The woman paid no attention to her husband. She laid the knife on top of the bucket. Blood had dried black on the blade. “There was a girl seen wandering in the forest, over by Chelyabinsk. She was hurt. She had a bandage on her head. Like this.” With fingers trailing like weeds in a stream, she traced a path across her mouse-gray hair.

“How old was she? What did she look like?”

“Well, she wasn’t a child. But she wasn’t an adult, either. She had brown hair. Some foresters tried to talk to her, but she ran away. Then she went to the house of some people, but they handed that girl right over to the Cheka. That’s the last anyone saw of her. It was one of the middle daughters. Tatiana. Maybe Maria. She had escaped from the Reds, but they caught up with her again. She was almost free. It’s so sad. So terribly sad.”

There was a look in her face which Pekkala had seen many times before. The woman’s eyes grew bright as she spoke of the tragedy. As she repeated the words “terribly sad,” her cheeks flushed with a pleasure that seemed almost sexual.

“How did you learn about this?”

“A woman from Chelyabinsk. She used to buy from us. She fell in love with an officer of the Whites. When the Whites left, so did she. Are you sure you don’t want some of this?” The woman pointed once more at the bucket.

As Pekkala walked away, he turned once and looked back.

The parents were gone, but the child in the yellow dress remained standing on the doorstep.

Pekkala waved.

The child waved back, then giggled and ran behind the house.

In that moment, some half-formed menace spread like wings behind Pekkala’s eyes, as if that child was not really a child. As if something was trying to warn him in a language empty of words.

29

THE CONVENT WAS AN AUSTERE WHITE BUILDING AT THE TOP OF A steep hill on the outskirts of town. Lining the road, poplar trees rustled their leaves in a breeze he could not feel. As he climbed the hill, he shed his heavy black coat and carried it under his arm. Sweat dripped into his eyes, and he wiped it away with the sleeve of his shirt. His heart thumped angrily against his ribs.

Tall black iron railings ringed the convent. In the courtyard, pale, sand-colored gravel simmered in the afternoon sun. Outside the front steps, a crew was loading crates into a truck.

The gates were open and Pekkala walked through, his feet crunching over the gravel. Climbing the convent steps, he had to stand aside as two men carried out a small piano.

More boxes filled the front hall.

It looked as if the entire building was being emptied.

Pekkala wondered if he had arrived too late. He paused, sweat cooling on his face.

“Have you come for the piano?” asked a woman’s voice.

Pekkala looked around. At first he could not see anyone.

The woman cleared her throat.

Pekkala glanced up. He saw a nun, wearing a blue and white habit, standing on the balcony which overlooked the hall. The nun’s face was picture-framed in the starched white cloth of her bonnet.

“You have arrived too late,” she told him. “The piano just left.” She spoke of it as if the piano had walked out on its own.

“No.” Pekkala shook his head. “I am not here for the piano.”

“Ah.” The nun made her way down the staircase. “Then what is it you’ve come to steal from us today?”

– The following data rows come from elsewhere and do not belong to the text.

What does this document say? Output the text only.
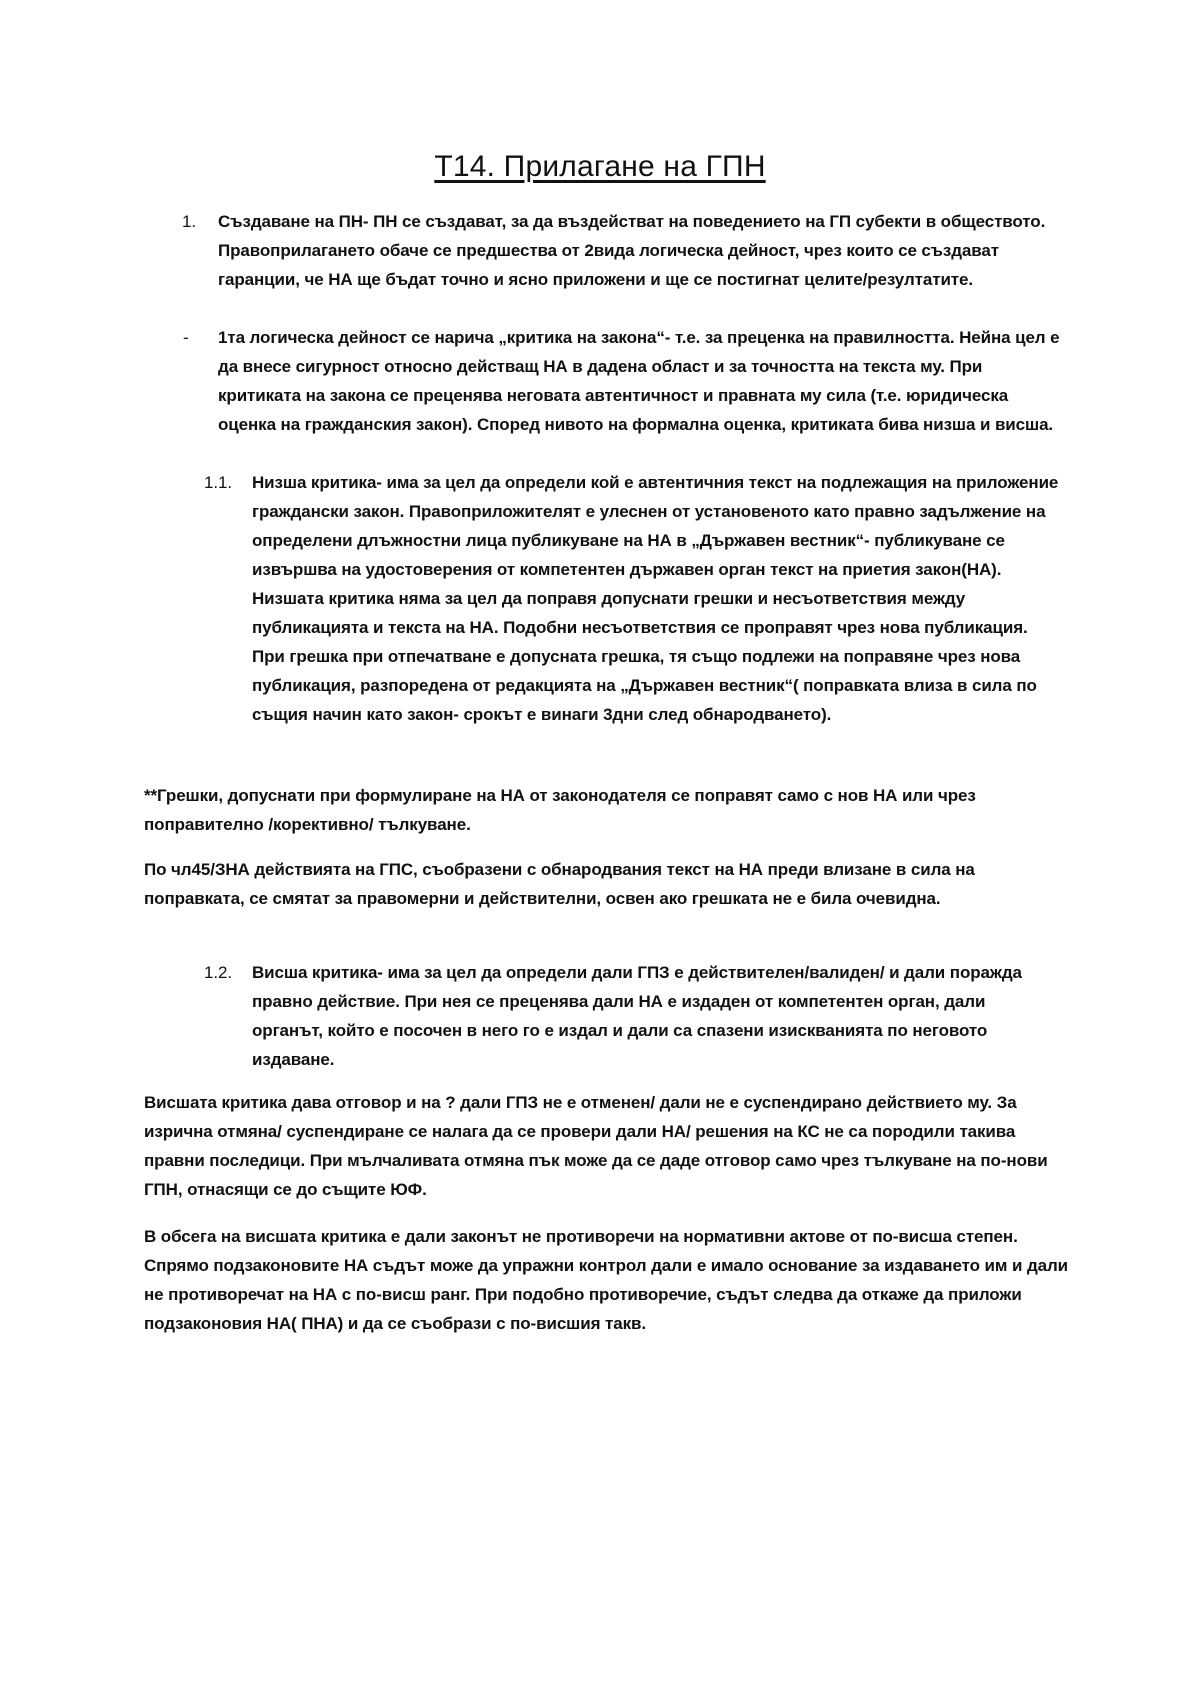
Т14. Прилагане на ГПН
1. Създаване на ПН- ПН се създават, за да въздействат на поведението на ГП субекти в обществото. Правоприлагането обаче се предшества от 2вида логическа дейност, чрез които се създават гаранции, че НА ще бъдат точно и ясно приложени и ще се постигнат целите/резултатите.
- 1та логическа дейност се нарича „критика на закона“- т.е. за преценка на правилността. Нейна цел е да внесе сигурност относно действащ НА в дадена област и за точността на текста му. При критиката на закона се преценява неговата автентичност и правната му сила (т.е. юридическа оценка на гражданския закон). Според нивото на формална оценка, критиката бива низша и висша.
1.1. Низша критика- има за цел да определи кой е автентичния текст на подлежащия на приложение граждански закон. Правоприложителят е улеснен от установеното като правно задължение на определени длъжностни лица публикуване на НА в „Държавен вестник“- публикуване се извършва на удостоверения от компетентен държавен орган текст на приетия закон(НА). Низшата критика няма за цел да поправя допуснати грешки и несъответствия между публикацията и текста на НА. Подобни несъответствия се пропрaвят чрез нова публикация. При грешка при отпечатване е допусната грешка, тя също подлежи на поправяне чрез нова публикация, разпоредена от редакцията на „Държавен вестник“( поправката влиза в сила по същия начин като закон- срокът е винаги 3дни след обнародването).
**Грешки, допуснати при формулиране на НА от законодателя се поправят само с нов НА или чрез поправително /корективно/ тълкуване.
По чл45/ЗНА действията на ГПС, съобразени с обнародвания текст на НА преди влизане в сила на поправката, се смятат за правомерни и действителни, освен ако грешката не е била очевидна.
1.2. Висша критика- има за цел да определи дали ГПЗ е действителен/валиден/ и дали поражда правно действие. При нея се преценява дали НА е издаден от компетентен орган, дали органът, който е посочен в него го е издал и дали са спазени изискванията по неговото издаване.
Висшата критика дава отговор и на ? дали ГПЗ не е отменен/ дали не е суспендирано действието му. За изрична отмяна/ суспендиране се налага да се провери дали НА/ решения на КС не са породили такива правни последици. При мълчаливата отмяна пък може да се даде отговор само чрез тълкуване на по-нови ГПН, отнасящи се до същите ЮФ.
В обсега на висшата критика е дали законът не противоречи на нормативни актове от по-висша степен. Спрямо подзаконовите НА съдът може да упражни контрол дали е имало основание за издаването им и дали не противоречат на НА с по-висш ранг. При подобно противоречие, съдът следва да откаже да приложи подзаконовия НА( ПНА) и да се съобрази с по-висшия такв.
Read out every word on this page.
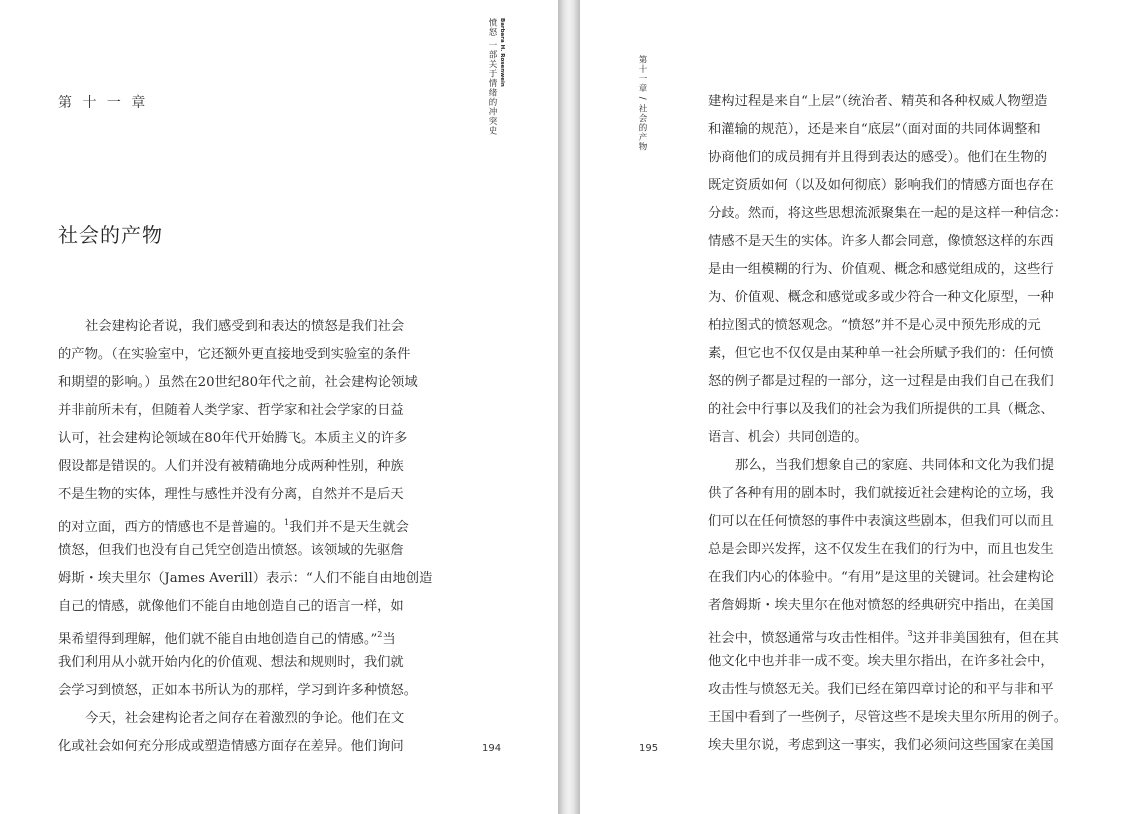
Barbara H. Rosenwein
第 十 一 章
社会的产物
社会建构论者说，我们感受到和表达的愤怒是我们社会
的产物。（在实验室中，它还额外更直接地受到实验室的条件
和期望的影响。）虽然在20世纪80年代之前，社会建构论领域
并非前所未有，但随着人类学家、哲学家和社会学家的日益
认可，社会建构论领域在80年代开始腾飞。本质主义的许多
假设都是错误的。人们并没有被精确地分成两种性别，种族
不是生物的实体，理性与感性并没有分离，自然并不是后天
的对立面，西方的情感也不是普遍的。$^1$我们并不是天生就会
愤怒，但我们也没有自己凭空创造出愤怒。该领域的先驱詹
姆斯・埃夫里尔（James Averill）表示：“人们不能自由地创造
自己的情感，就像他们不能自由地创造自己的语言一样，如
果希望得到理解，他们就不能自由地创造自己的情感。”$^2$当
我们利用从小就开始内化的价值观、想法和规则时，我们就
会学习到愤怒，正如本书所认为的那样，学习到许多种愤怒。
今天，社会建构论者之间存在着激烈的争论。他们在文
化或社会如何充分形成或塑造情感方面存在差异。他们询问	194
愤怒 一部关于情绪的冲突史
195
第十一章 / 社会的产物	建构过程是来自“上层”（统治者、精英和各种权威人物塑造
和灌输的规范），还是来自“底层”（面对面的共同体调整和
协商他们的成员拥有并且得到表达的感受）。他们在生物的
既定资质如何（以及如何彻底）影响我们的情感方面也存在
分歧。然而，将这些思想流派聚集在一起的是这样一种信念：
情感不是天生的实体。许多人都会同意，像愤怒这样的东西
是由一组模糊的行为、价值观、概念和感觉组成的，这些行
为、价值观、概念和感觉或多或少符合一种文化原型，一种
柏拉图式的愤怒观念。“愤怒”并不是心灵中预先形成的元
素，但它也不仅仅是由某种单一社会所赋予我们的：任何愤
怒的例子都是过程的一部分，这一过程是由我们自己在我们
的社会中行事以及我们的社会为我们所提供的工具（概念、
语言、机会）共同创造的。
那么，当我们想象自己的家庭、共同体和文化为我们提
供了各种有用的剧本时，我们就接近社会建构论的立场，我
们可以在任何愤怒的事件中表演这些剧本，但我们可以而且
总是会即兴发挥，这不仅发生在我们的行为中，而且也发生
在我们内心的体验中。“有用”是这里的关键词。社会建构论
者詹姆斯・埃夫里尔在他对愤怒的经典研究中指出，在美国
社会中，愤怒通常与攻击性相伴。$^3$这并非美国独有，但在其
他文化中也并非一成不变。埃夫里尔指出，在许多社会中，
攻击性与愤怒无关。我们已经在第四章讨论的和平与非和平
王国中看到了一些例子，尽管这些不是埃夫里尔所用的例子。
埃夫里尔说，考虑到这一事实，我们必须问这些国家在美国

While Pekkala assured her that he had not come to rob the convent, the nun busied herself with inspecting the splintery crates, rapping on them with her knuckles as if to test the soundness of the wood. At first, he obtained nothing more than her name, Sister Ania; even this she seemed to grudge him. She picked up a checklist, stared at it, and put it down again. Then she wandered away, leaving Pekkala to follow her while he continued with his explanation.